The high cost of Cat 5 protection for NO

NY Times:

Amid all the arguments over how to rebuild this pummeled city, there is one universally held article of faith here: New Orleans must have a flood protection system strong enough to withstand Category 5 storms, the worst that nature can spawn.

It is a rallying cry heard on radio broadcasts and in a front-page editorial in The Times-Picayune, in ruined neighborhoods and in corporate boardrooms.

Strong protection is the linchpin that everything else depends on, said Joe Veninata, the owner of a shopping center and rental homes in the Gentilly neighborhood, "for people to come to the city and invest, for the people to feel secure."

"Without that," Mr.

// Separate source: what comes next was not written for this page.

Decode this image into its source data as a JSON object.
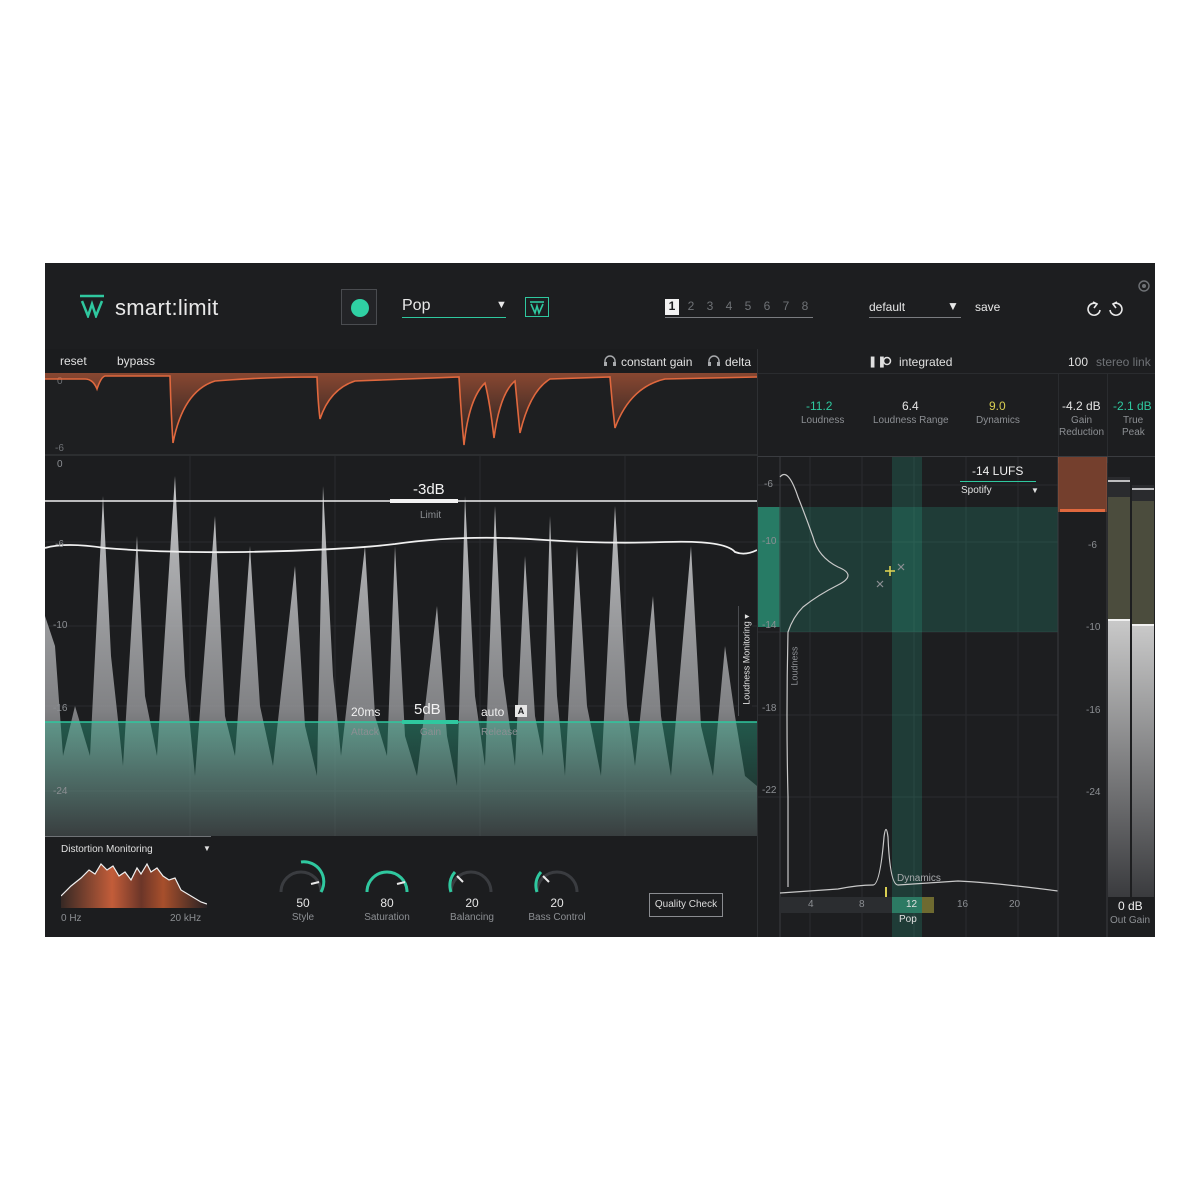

Veninata said, "we can't build New Orleans anymore."

Building Category 5 protection, however, is proving to be an astronomically expensive and technically complex proposition. It would involve far more than just higher levees: there would have to be extensive changes to the city's system of drainage canals and pumps, environmental restoration on a vast scale to replenish buffering wetlands and barrier islands, and even sea gates far out of town near the Gulf of Mexico.

The cost estimates are still fuzzy, but the work would easily cost more than $32 billion, state officials say, and could take decades to complete.

The current levee system around the city was designed to withstand the equivalent of a Category 3 storm, and the Army Corps of Engineers is spending $1 billion to bring the damaged sections to their original design strength. They plan to complete that effort before next year's hurricane season, which begins on June 1.

But a sense of how much more extensive Category 5 protection would be can be found 23 miles east of downtown New Orleans at a strait called the Rigolets, which connects the gulf and Lake Pontchartrain. For nearly 200 years, the brick bastion of Fort Pike has looked down on the two-thirds-mile gap, which the fort was built to protect against military threats from land or sea.

These days, however, the threat is from the sea itself. A surge from storms like Hurricane Katrina can push water through the gap and send floods deep into the city. So engineers and other experts say that the Corps of Engineers should build a gate across the Rigolets (pronounced RIG-uh-lees) that could be shut in the face of a storm.